Coming back to the forum, I introduced myself as core member of China Youth Network and youth champion of ASAP. I said that it was ASAP that gave me the chance to learn about the abortion issues of China in a worldwide frame. Compared with other countries, where abortion is illegal or highly restricted, China did legalize abortion long time ago and there do have a lot of service providers all over the country. Though it sounds great, we are still facing lots of serious challenges, which we discussed about during the forum.
Here are the following:
- The “normalization” of abortion as a method of contraception causes high rate of repeat abortions. These may not always however be safe, even though abortion is legal and available in China. Additionally, Chinese youth don’t have the awareness of injuries of repeat unsafe abortion and what constitutes a safe abortion.

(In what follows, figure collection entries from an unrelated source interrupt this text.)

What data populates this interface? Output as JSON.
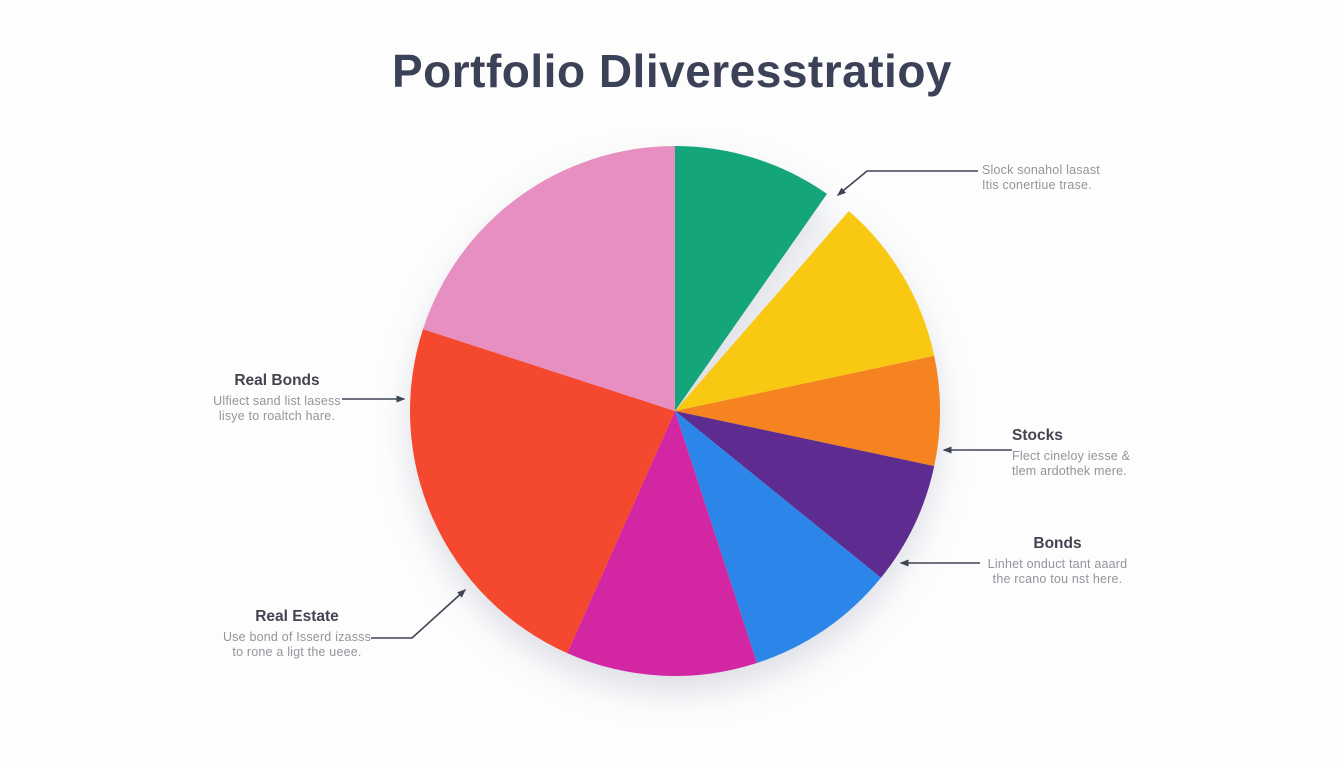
{
  "title": "Portfolio Dliveresstratioy",
  "chart_data": {
    "type": "pie",
    "title": "Portfolio Dliveresstratioy",
    "legend": "none",
    "angle_unit": "degrees_clockwise_from_top",
    "slices": [
      {
        "name": "teal-segment",
        "color": "#14A57B",
        "degrees": 35,
        "share_pct": 9.7,
        "gap": false
      },
      {
        "name": "gap-wedge",
        "color": "#FDFDFD",
        "degrees": 6,
        "share_pct": 1.7,
        "gap": true
      },
      {
        "name": "yellow-segment",
        "color": "#F9C813",
        "degrees": 37,
        "share_pct": 10.3,
        "gap": false
      },
      {
        "name": "orange-segment",
        "color": "#F5831F",
        "degrees": 24,
        "share_pct": 6.7,
        "gap": false
      },
      {
        "name": "purple-segment",
        "color": "#5E2C90",
        "degrees": 27,
        "share_pct": 7.5,
        "gap": false
      },
      {
        "name": "blue-segment",
        "color": "#2C86E9",
        "degrees": 33,
        "share_pct": 9.2,
        "gap": false
      },
      {
        "name": "magenta-segment",
        "color": "#D226A3",
        "degrees": 42,
        "share_pct": 11.7,
        "gap": false
      },
      {
        "name": "red-segment",
        "color": "#F4492F",
        "degrees": 84,
        "share_pct": 23.3,
        "gap": false
      },
      {
        "name": "pink-segment",
        "color": "#E78FC0",
        "degrees": 72,
        "share_pct": 20.0,
        "gap": false
      }
    ]
  },
  "annotations": {
    "stock_callout": {
      "lines": [
        "Slock sonahol lasast",
        "Itis conertiue trase."
      ]
    },
    "stocks": {
      "heading": "Stocks",
      "lines": [
        "Flect cineloy iesse &",
        "tlem ardothek mere."
      ]
    },
    "bonds": {
      "heading": "Bonds",
      "lines": [
        "Linhet onduct tant aaard",
        "the rcano tou nst here."
      ]
    },
    "real_bonds": {
      "heading": "Real Bonds",
      "lines": [
        "Ulfiect sand list lasess",
        "lisye to roaltch hare."
      ]
    },
    "real_estate": {
      "heading": "Real Estate",
      "lines": [
        "Use bond of Isserd izasss",
        "to rone a ligt the ueee."
      ]
    }
  },
  "colors": {
    "background": "#FDFDFD",
    "title_text": "#3B4157",
    "annotation_heading": "#43444F",
    "annotation_subtext": "#94949C",
    "leader_line": "#3E4454"
  }
}
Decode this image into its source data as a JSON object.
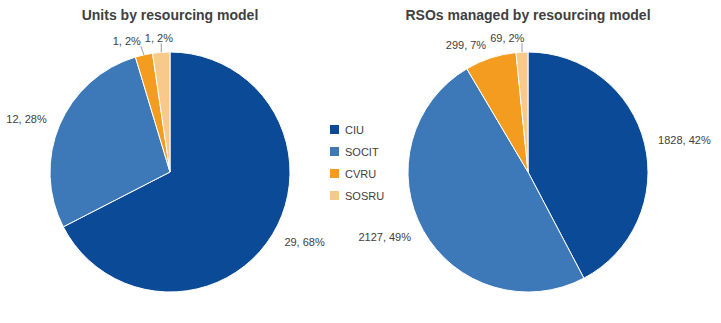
{
  "chart_data": [
    {
      "type": "pie",
      "title": "Units by resourcing model",
      "categories": [
        "CIU",
        "SOCIT",
        "CVRU",
        "SOSRU"
      ],
      "values": [
        29,
        12,
        1,
        1
      ],
      "value_labels": [
        "29, 68%",
        "12, 28%",
        "1, 2%",
        "1, 2%"
      ],
      "colors": [
        "#0b4a97",
        "#3d79b8",
        "#f39c1f",
        "#f8c98a"
      ],
      "data_labels": true,
      "legend": "right"
    },
    {
      "type": "pie",
      "title": "RSOs managed by resourcing model",
      "categories": [
        "CIU",
        "SOCIT",
        "CVRU",
        "SOSRU"
      ],
      "values": [
        1828,
        2127,
        299,
        69
      ],
      "value_labels": [
        "1828, 42%",
        "2127, 49%",
        "299, 7%",
        "69, 2%"
      ],
      "colors": [
        "#0b4a97",
        "#3d79b8",
        "#f39c1f",
        "#f8c98a"
      ],
      "data_labels": true
    }
  ]
}
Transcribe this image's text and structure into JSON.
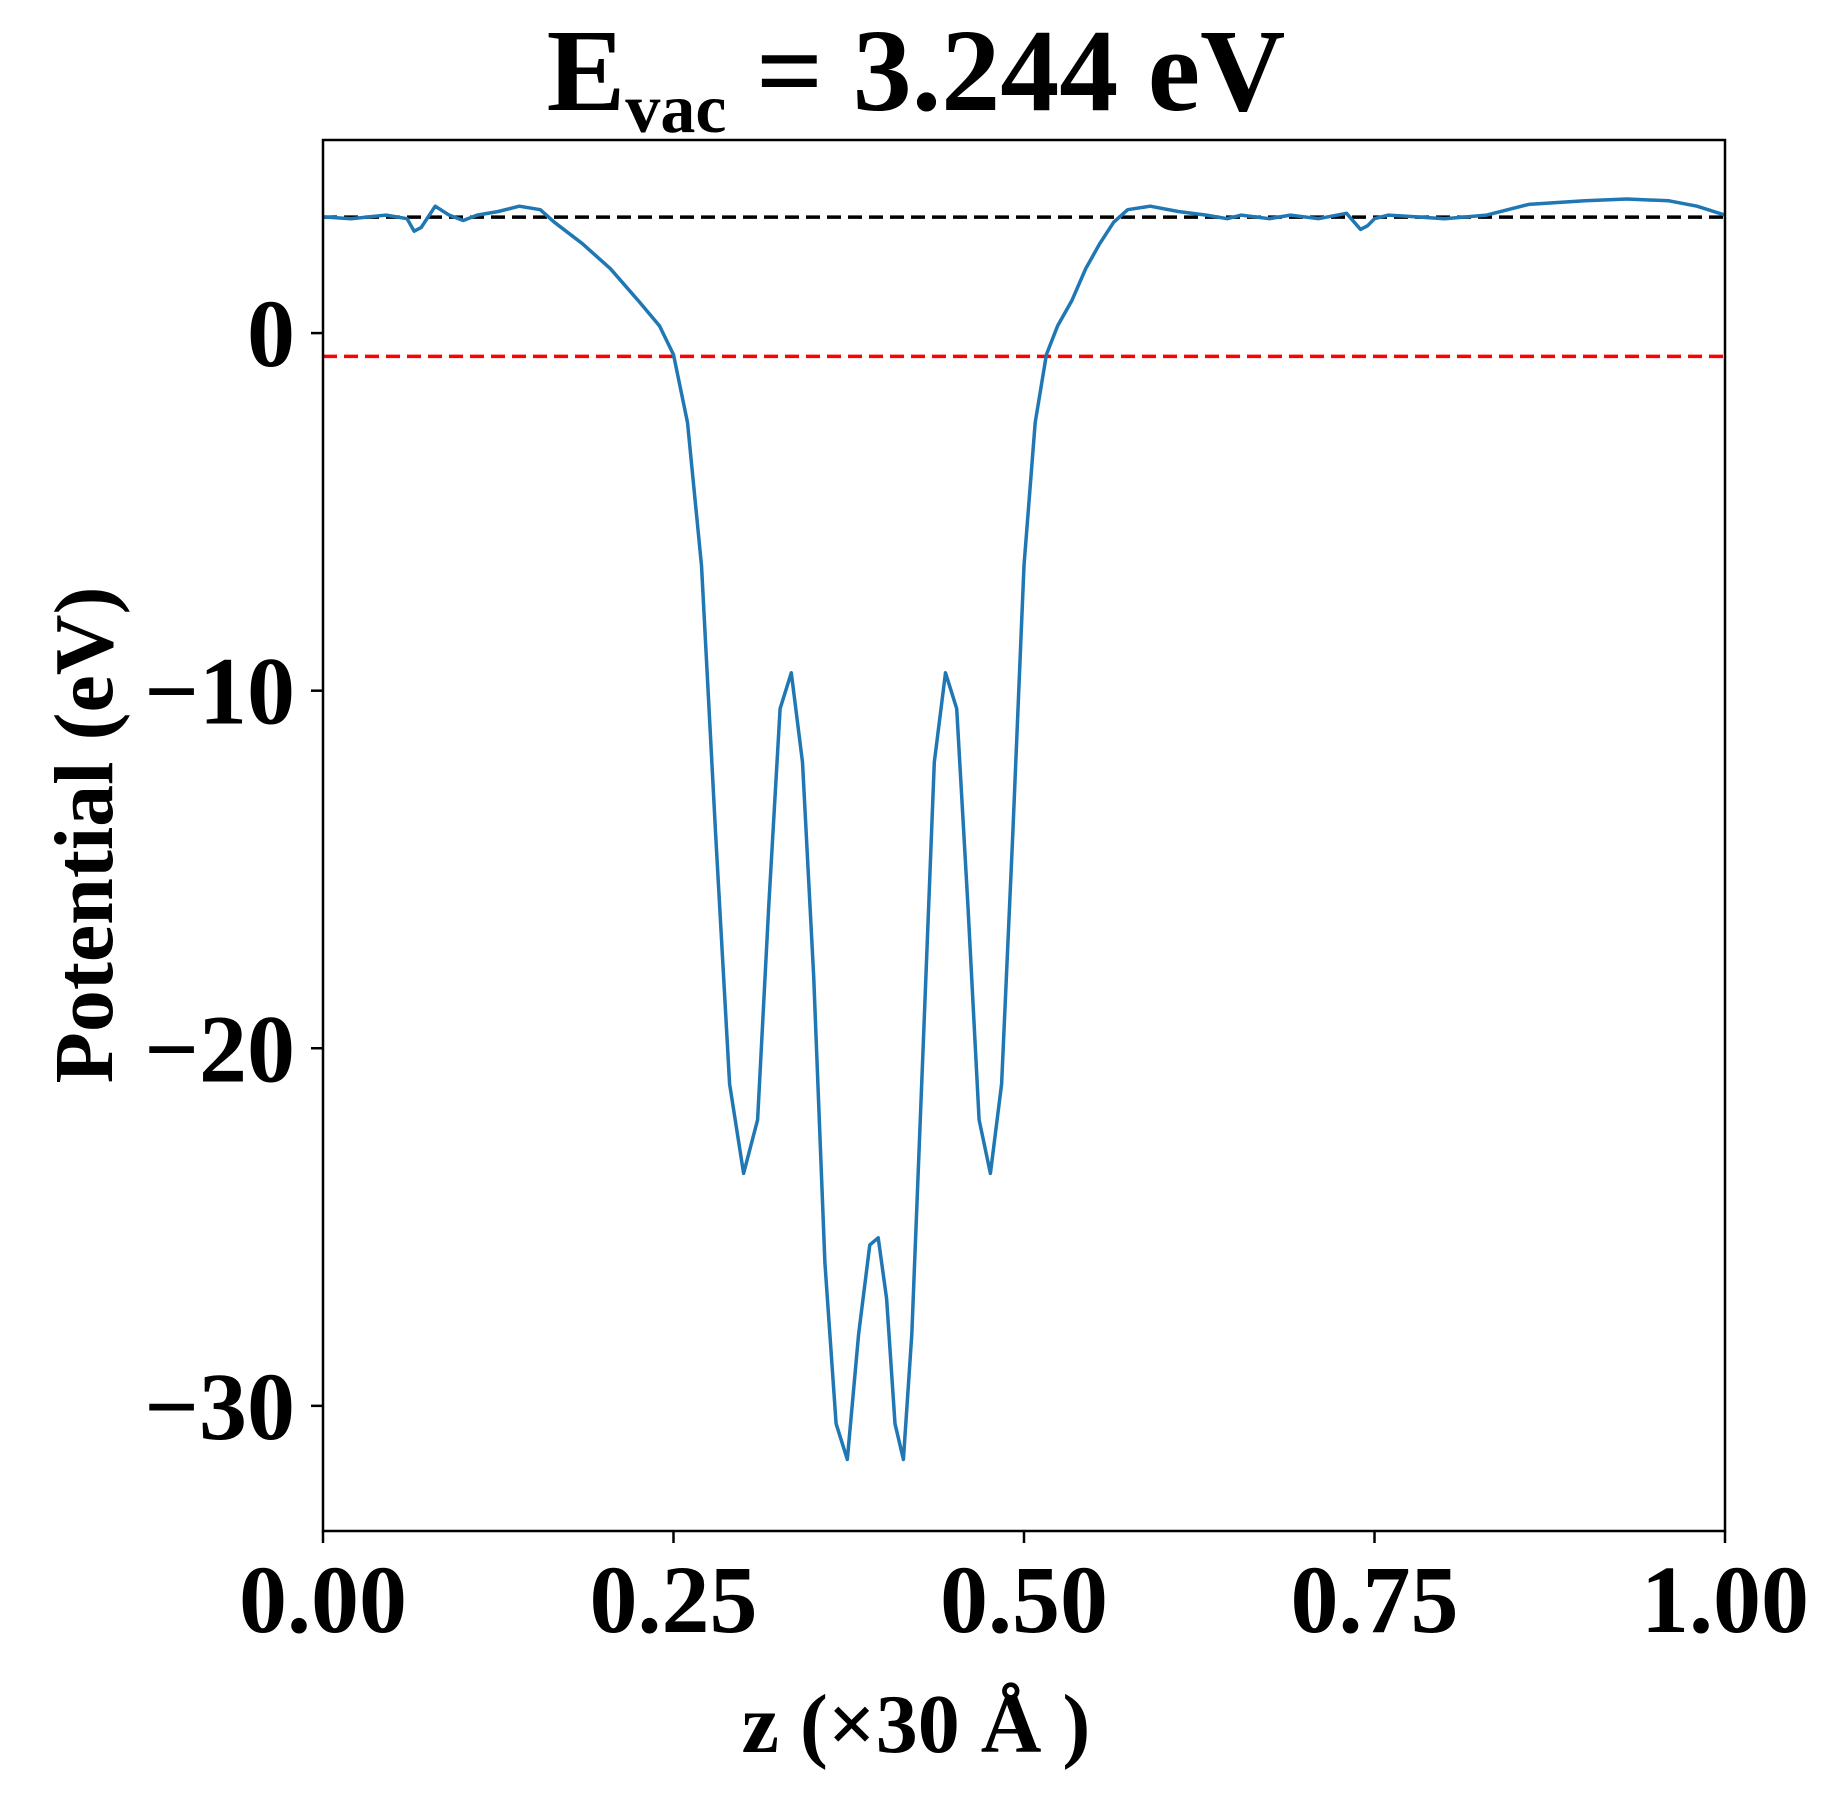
{
  "chart_data": {
    "type": "line",
    "title": {
      "main": "E",
      "subscript": "vac",
      "rest": " = 3.244 eV"
    },
    "xlabel": "z (×30 Å )",
    "ylabel": "Potential (eV)",
    "xlim": [
      0.0,
      1.0
    ],
    "ylim": [
      -33.5,
      5.4
    ],
    "xticks": [
      0.0,
      0.25,
      0.5,
      0.75,
      1.0
    ],
    "xtick_labels": [
      "0.00",
      "0.25",
      "0.50",
      "0.75",
      "1.00"
    ],
    "yticks": [
      0,
      -10,
      -20,
      -30
    ],
    "ytick_labels": [
      "0",
      "−10",
      "−20",
      "−30"
    ],
    "grid": false,
    "reference_lines": [
      {
        "y": 3.244,
        "color": "#000000",
        "style": "dashed"
      },
      {
        "y": -0.65,
        "color": "#ff0000",
        "style": "dashed"
      }
    ],
    "series": [
      {
        "color": "#1f77b4",
        "x": [
          0.0,
          0.02,
          0.045,
          0.06,
          0.065,
          0.07,
          0.08,
          0.09,
          0.1,
          0.11,
          0.125,
          0.14,
          0.155,
          0.165,
          0.185,
          0.205,
          0.225,
          0.24,
          0.25,
          0.26,
          0.27,
          0.28,
          0.29,
          0.3,
          0.31,
          0.318,
          0.326,
          0.334,
          0.342,
          0.35,
          0.358,
          0.366,
          0.374,
          0.382,
          0.39,
          0.396,
          0.402,
          0.408,
          0.414,
          0.42,
          0.428,
          0.436,
          0.444,
          0.452,
          0.46,
          0.468,
          0.476,
          0.484,
          0.492,
          0.5,
          0.508,
          0.516,
          0.524,
          0.534,
          0.544,
          0.554,
          0.564,
          0.574,
          0.59,
          0.61,
          0.63,
          0.645,
          0.655,
          0.675,
          0.69,
          0.71,
          0.73,
          0.74,
          0.745,
          0.75,
          0.76,
          0.78,
          0.8,
          0.83,
          0.86,
          0.9,
          0.93,
          0.96,
          0.98,
          1.0
        ],
        "y": [
          3.25,
          3.2,
          3.3,
          3.2,
          2.85,
          2.95,
          3.55,
          3.3,
          3.15,
          3.3,
          3.4,
          3.55,
          3.45,
          3.1,
          2.5,
          1.8,
          0.9,
          0.2,
          -0.6,
          -2.5,
          -6.5,
          -14,
          -21,
          -23.5,
          -22,
          -16,
          -10.5,
          -9.5,
          -12,
          -18,
          -26,
          -30.5,
          -31.5,
          -28,
          -25.5,
          -25.3,
          -27,
          -30.5,
          -31.5,
          -28,
          -20,
          -12,
          -9.5,
          -10.5,
          -16,
          -22,
          -23.5,
          -21,
          -14,
          -6.5,
          -2.5,
          -0.6,
          0.2,
          0.9,
          1.8,
          2.5,
          3.1,
          3.45,
          3.55,
          3.4,
          3.3,
          3.2,
          3.3,
          3.2,
          3.3,
          3.2,
          3.35,
          2.9,
          3.0,
          3.2,
          3.3,
          3.25,
          3.2,
          3.3,
          3.6,
          3.7,
          3.75,
          3.7,
          3.55,
          3.3
        ]
      }
    ]
  }
}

- At the school level, most students from remote places, rather than Beijing and Shanghai, never had in-depth sex education at all. The knowledge they acquire before they come to the university is too superficial; it does little to help them protect themselves, which results in a high rate of unwanted pregnancy.
- The Chinese government provide the very cheap (even free) abortion service for women. However, they didn’t take young girls into consideration. All the related policies were carried out only for married women, which means that young girls could hardly get cheap or free abortion service from them.
So the forum advocated for the need for strengthened information and education about contraception, pregnancy and abortion as well increased availability of quality reproductive healthcare services that understand the specific needs of unmarried youth and, in particular, their needs for contraceptive and post-abortion counseling, which could decrease the prevalence of repeat abortions.
Besides, we also asked for the government to enact more youth friendly policies for young people to break down all the barriers to get the comprehensive sexual education and safe abortion service.